Oleh: Mohamad Guntur Romli**
al-nâsû a’dâ’u mâ jahilû –manusia cenderung memusuhi hal yang tidak diketahui
…jangan sekali-kali kebencianmu kepada suatu kaum mendorongmu untuk berlaku tidak adil. Berlaku adil-lah, karena keadilan itu lebih dekat pada taqwa (QS al-Maidah: 8 ).
I
Mengaitkan isu homoseksualitas dengan agama sering dianggap seperti bertepuk sebelah tangan. Kita akan mudah menemukan gay dan lesbian yang taat beragama, namun sangat sulit menjumpai tokoh dan lembaga agama yang bersahabat dengan kalangan homoseksual. Pokok persoalan memang bukan antara homseksualitas dengan agama, tapi dengan tokoh-tokoh dan lembaga-lembaga yang merasa memiliki hak cipta dan otoritas keagamaan. Selama ini stigma, kecurigaan hingga kebencian yang dilayangkan pada kalangan homoseksual memang lebih gencar berasal dari tokoh dan lembaga agama ini.

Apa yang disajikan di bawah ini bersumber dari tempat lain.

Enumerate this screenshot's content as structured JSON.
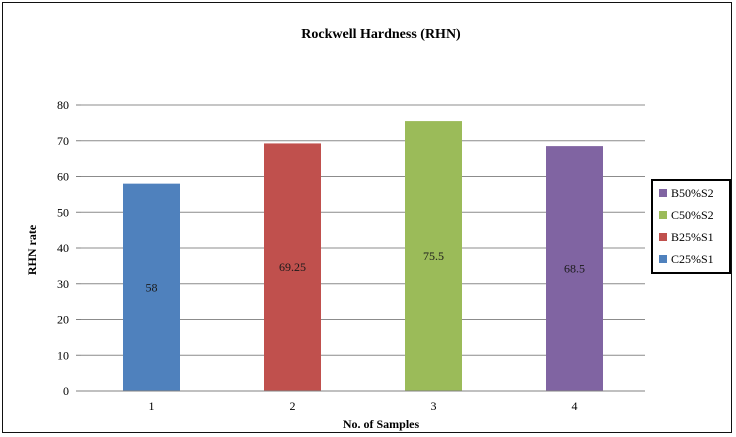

Padahal seseorang yang mau beragama sebenarnya bisa melepaskan diri dari tokoh dan lembaga agama itu, karena agama adalah perkara abstrak, intim, individual yang hanya bisa diketahui orang itu sendiri bukan oleh orang di luar dirinya. Kalau ada yang merasa ada persoalan dari perspektif keagamaan, jangan dibayangkan dia membutuhkan sosok lain di luar dirinya—seperti kalau sakit butuh dokter, kalau punya barang yang rusak perlu mekanik, ada persoalan hukum perlu kepastian dari hakim—jangan membayangkan tokoh agama seperti dokter, mekanik atau hakim atau di sisi lain menganggap lembaga agama seperti bengkel tempat reparasi, atau rumah sakit dan pengadilan yang bisa mengeluarkan kepastian hukum. Dalam agama hakim tertinggi adalah nurani sendiri. Dari sana kita bisa meminta fatwa dan bertanya. Ada ucapan Nabi Muhammad yang sangat dikenal: Istafti qalbak (mintalah fatwa dari hatimu) atau sal dlamîrak (bertanyalah pada nuranimu).
II
Mengaitkan tema homoseksualitas dan agama juga tidak bertujuan mencari ―justifikasi tekstual‖, bukan untuk mengabsahkan homoseksualitas dari sudut pandang agama—seperti label halal yang dikeluarkan MUI. Bagi saya, agama yang baik adalah agama yang santun, toleran dan tidak mencampuri banyak persoalan. ―Agama yang ekonomis‖—ada judul buku Imam Ghazali yang menurut saya sangat menarik al-Iqtishad fi al-I’tiqâd (Berkeyakinan Secara Ekonomis), menjauhi pandangan dan sikap keagamaan yang ekstrim. Saya pun tidak percaya ada yang disebut ―justifikasi tekstual‖ yang murni dari agama. Karena apapun jenis agama dalam praktiknya pasti melewati proses penafsiran. Maka, apa yang disebut justifikasi itu selalu berkelindan dengan argumentasi-subyektif‘ penafsir. Hal lain apakah agama akan dipaksa cerewet yang bisa berbicara banyak hal?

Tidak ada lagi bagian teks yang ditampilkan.